Mina perd son mari, condamné à la peine capitale pour homicide. Elle travaille à la chaîne en usine et doit élever seule un enfant sourd. Un an après la mort de son époux, la justice lui apprend que le réel assassin a fait des aveux circonstanciés et que son époux a été exécuté à tort. La nouvelle écrase la veuve éplorée qui réclame des indemnités et la mise en cause des juges qui ont prononcé la peine capitale.
C’est alors que Reza apparaît dans la vie de Mina. Il affirme avoir une dette à lui payer. Il l’aide à trouver un nouvel appartement. Quels sont les ressorts cachés de la générosité de cet inconnu ?
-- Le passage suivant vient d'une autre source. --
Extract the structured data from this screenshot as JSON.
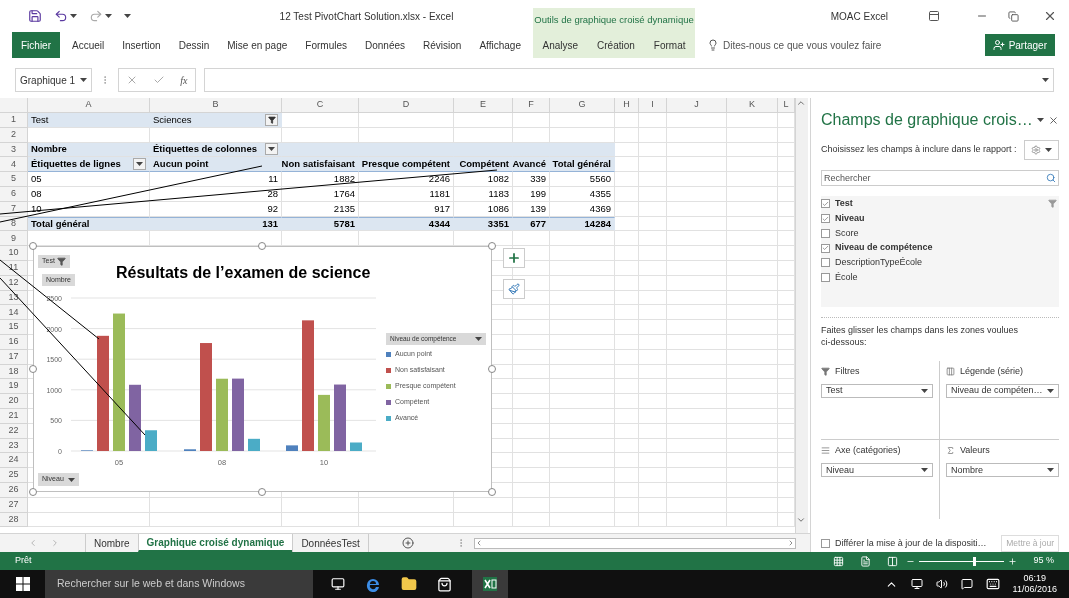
{
  "title_bar": {
    "title": "12 Test PivotChart Solution.xlsx - Excel",
    "context_group": "Outils de graphique croisé dynamique",
    "user": "MOAC Excel"
  },
  "ribbon": {
    "tabs": [
      {
        "label": "Fichier",
        "kind": "file",
        "selected": false
      },
      {
        "label": "Accueil",
        "kind": "normal",
        "selected": false
      },
      {
        "label": "Insertion",
        "kind": "normal",
        "selected": false
      },
      {
        "label": "Dessin",
        "kind": "normal",
        "selected": false
      },
      {
        "label": "Mise en page",
        "kind": "normal",
        "selected": false
      },
      {
        "label": "Formules",
        "kind": "normal",
        "selected": false
      },
      {
        "label": "Données",
        "kind": "normal",
        "selected": false
      },
      {
        "label": "Révision",
        "kind": "normal",
        "selected": false
      },
      {
        "label": "Affichage",
        "kind": "normal",
        "selected": false
      },
      {
        "label": "Analyse",
        "kind": "context",
        "selected": false
      },
      {
        "label": "Création",
        "kind": "context",
        "selected": false
      },
      {
        "label": "Format",
        "kind": "context",
        "selected": false
      }
    ],
    "tell_me": "Dites-nous ce que vous voulez faire",
    "share": "Partager"
  },
  "formula_bar": {
    "name_box": "Graphique 1",
    "fx": "fx"
  },
  "sheet": {
    "columns": [
      "A",
      "B",
      "C",
      "D",
      "E",
      "F",
      "G",
      "H",
      "I",
      "J",
      "K",
      "L"
    ],
    "row_numbers": [
      "1",
      "2",
      "3",
      "4",
      "5",
      "6",
      "7",
      "8",
      "9",
      "10",
      "11",
      "12",
      "13",
      "14",
      "15",
      "16",
      "17",
      "18",
      "19",
      "20",
      "21",
      "22",
      "23",
      "24",
      "25",
      "26",
      "27",
      "28"
    ],
    "pivot": [
      {
        "kind": "filter",
        "cells": [
          "Test",
          "Sciences"
        ]
      },
      {
        "kind": "blank"
      },
      {
        "kind": "col_label",
        "cells": [
          "Nombre",
          "Étiquettes de colonnes"
        ]
      },
      {
        "kind": "header",
        "cells": [
          "Étiquettes de lignes",
          "Aucun point",
          "Non satisfaisant",
          "Presque compétent",
          "Compétent",
          "Avancé",
          "Total général"
        ]
      },
      {
        "kind": "data",
        "cells": [
          "05",
          "11",
          "1882",
          "2246",
          "1082",
          "339",
          "5560"
        ]
      },
      {
        "kind": "data",
        "cells": [
          "08",
          "28",
          "1764",
          "1181",
          "1183",
          "199",
          "4355"
        ]
      },
      {
        "kind": "data",
        "cells": [
          "10",
          "92",
          "2135",
          "917",
          "1086",
          "139",
          "4369"
        ]
      },
      {
        "kind": "total",
        "cells": [
          "Total général",
          "131",
          "5781",
          "4344",
          "3351",
          "677",
          "14284"
        ]
      }
    ]
  },
  "chart": {
    "filter_button": "Test",
    "value_button": "Nombre",
    "axis_button": "Niveau",
    "legend_title": "Niveau de compétence",
    "chart_data": {
      "type": "bar",
      "title": "Résultats de l’examen de science",
      "categories": [
        "05",
        "08",
        "10"
      ],
      "series": [
        {
          "name": "Aucun point",
          "color": "#4f81bd",
          "values": [
            11,
            28,
            92
          ]
        },
        {
          "name": "Non satisfaisant",
          "color": "#c0504d",
          "values": [
            1882,
            1764,
            2135
          ]
        },
        {
          "name": "Presque compétent",
          "color": "#9bbb59",
          "values": [
            2246,
            1181,
            917
          ]
        },
        {
          "name": "Compétent",
          "color": "#8064a2",
          "values": [
            1082,
            1183,
            1086
          ]
        },
        {
          "name": "Avancé",
          "color": "#4bacc6",
          "values": [
            339,
            199,
            139
          ]
        }
      ],
      "grid": true,
      "ylim": [
        0,
        2500
      ],
      "yticks": [
        0,
        500,
        1000,
        1500,
        2000,
        2500
      ]
    }
  },
  "field_pane": {
    "title": "Champs de graphique crois…",
    "instruction": "Choisissez les champs à inclure dans le rapport :",
    "search": {
      "placeholder": "Rechercher"
    },
    "fields": [
      {
        "label": "Test",
        "checked": true
      },
      {
        "label": "Niveau",
        "checked": true
      },
      {
        "label": "Score",
        "checked": false
      },
      {
        "label": "Niveau de compétence",
        "checked": true
      },
      {
        "label": "DescriptionTypeÉcole",
        "checked": false
      },
      {
        "label": "École",
        "checked": false
      }
    ],
    "drag_hint": "Faites glisser les champs dans les zones voulues ci-dessous:",
    "areas": [
      {
        "label": "Filtres",
        "kind": "filters",
        "field": "Test"
      },
      {
        "label": "Légende (série)",
        "kind": "legend",
        "field": "Niveau de compéten…"
      },
      {
        "label": "Axe (catégories)",
        "kind": "axis",
        "field": "Niveau"
      },
      {
        "label": "Valeurs",
        "kind": "values",
        "field": "Nombre"
      }
    ],
    "defer": {
      "label": "Différer la mise à jour de la dispositi…",
      "checked": false
    },
    "update_button": {
      "label": "Mettre à jour",
      "disabled": true
    }
  },
  "sheet_tabs": [
    {
      "label": "Nombre",
      "selected": false
    },
    {
      "label": "Graphique croisé dynamique",
      "selected": true
    },
    {
      "label": "DonnéesTest",
      "selected": false
    }
  ],
  "status_bar": {
    "text": "Prêt",
    "zoom": "95 %",
    "level": 0.63
  },
  "taskbar": {
    "search": "Rechercher sur le web et dans Windows",
    "time": "06:19",
    "date": "11/06/2016"
  }
}
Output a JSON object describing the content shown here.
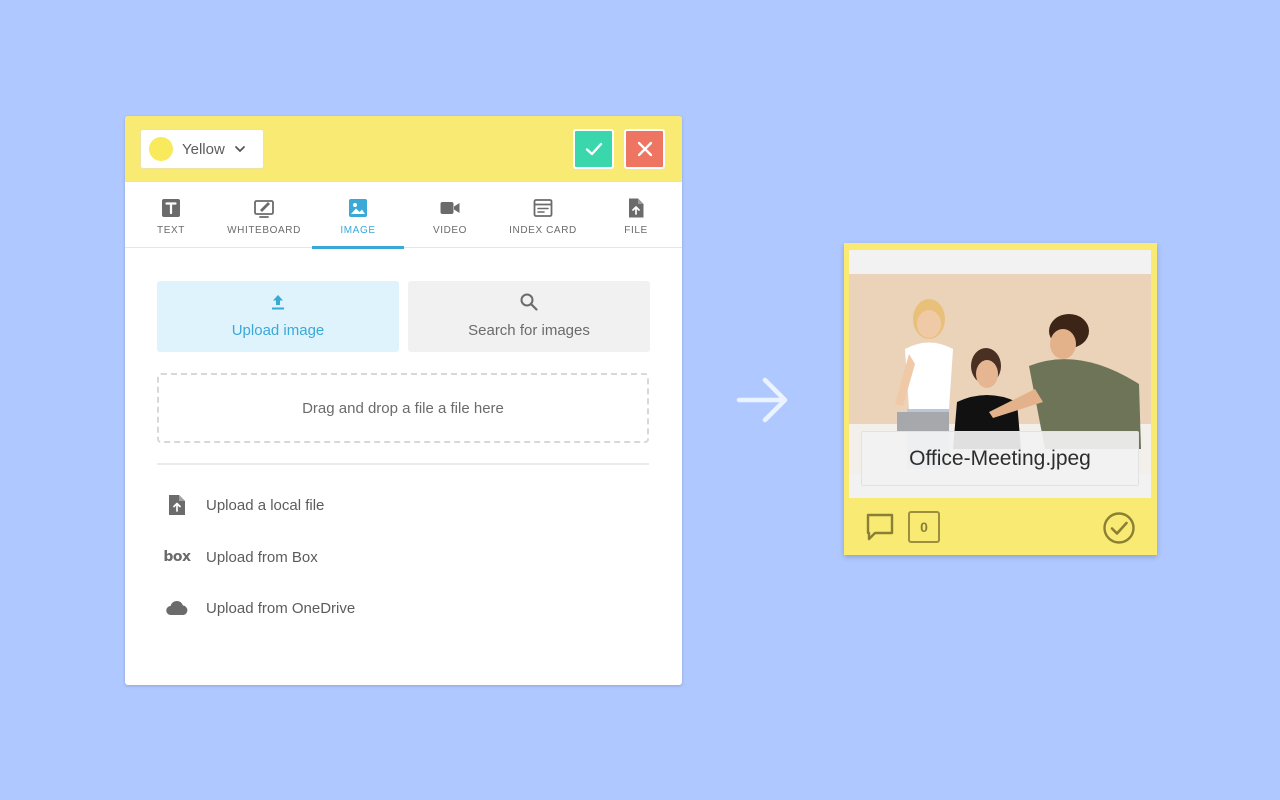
{
  "editor": {
    "color_select": {
      "label": "Yellow",
      "swatch": "#f8ea5c"
    },
    "header_color": "#f8ea72",
    "confirm_color": "#3ad6ac",
    "cancel_color": "#ef7563",
    "tabs": [
      {
        "label": "TEXT",
        "icon": "text-icon"
      },
      {
        "label": "WHITEBOARD",
        "icon": "whiteboard-icon"
      },
      {
        "label": "IMAGE",
        "icon": "image-icon",
        "active": true
      },
      {
        "label": "VIDEO",
        "icon": "video-icon"
      },
      {
        "label": "INDEX CARD",
        "icon": "index-card-icon"
      },
      {
        "label": "FILE",
        "icon": "file-icon"
      }
    ],
    "accent": "#3aa9d8",
    "upload_image_label": "Upload image",
    "search_images_label": "Search for images",
    "dropzone_text": "Drag and drop a file a file here",
    "upload_options": [
      {
        "label": "Upload a local file",
        "icon": "file-upload-icon"
      },
      {
        "label": "Upload from Box",
        "icon": "box-logo-icon",
        "logo_text": "box"
      },
      {
        "label": "Upload from OneDrive",
        "icon": "cloud-icon"
      }
    ]
  },
  "card": {
    "color": "#f8ea72",
    "caption": "Office-Meeting.jpeg",
    "comment_count": "0"
  }
}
Avec un incontestable talent, Une séparation d’Ashgar Farhadi, Ours d’Or à Berlin, Oscar du meilleur film étranger, a créé un genre : le-drame-iranien-poignant-et-réaliste. Le genre a connu, depuis dix ans bien des déclinaisons : les films suivants d’Asghar Farhadi (dont on attend le prochain, Un héros, en décembre), La Permission de Soheil Beiraghi, Trois visages de Rafar Panahi, Un homme intègre de Mohammad Rasoulof ou, le dernier en date, La Loi de Téhéran l’été dernier. Un autre film iranien, Marché noir, repéré au festival Reims Polar 2021 devait sortir le 6 octobre ; mais sa sortie a été intelligemment déplacée au 5 janvier 2022 pour éviter de saturer le marché. Chacun a leur façon, ces films racontent une tragédie universelle en faisant, en arrière-plan, le procès du régime de Téhéran et de ses dérives liberticides.
On pourrait adresser le même éloge à ce Pardon ou lui en faire la même critique. Il est aussi efficace, voire plus, que les autres films iraniens qu’on a vus ces dernières années. Son défaut est d’arriver après eux et de ne plus provoquer la surprise qu’ils suscitaient. On touche ici du doigt un défaut structurel de la critique cinématographique et de celui qui l’écrit : il/elle a déjà vu beaucoup (trop ?) de films. Son regard est peut-être plus aiguisé et mieux renseigné ; mais il n’a plus la virginité des autres spectateurs moins blasés.
Qui n’a jamais vu de film iranien sera sans aucun doute frappé par la force de ce Pardon, par son montage et ses ellipses qui, sans jamais perdre le spectateur, donnent au récit un rythme étonnant, par ses longs plans fixes ou ses lents travellings qui contrastent avec la mode envahissante des caméras au poing elliptiques. Quid de ceux qui ont vu – et aimé – Une séparation, Un homme intègre, La Loi de Téhéran et qui, précisément, parce qu’ils ont vu et aimé ces films-là, parce qu’ils s’intéressent au cinéma iranien, parce qu’ils suivent avec intérêt l’évolution de ce pays-monde, seront venus voir ce film-ci ? Il est à craindre qu’ils aient un sentiment de déjà vu et qu’ils restent sur leur faim.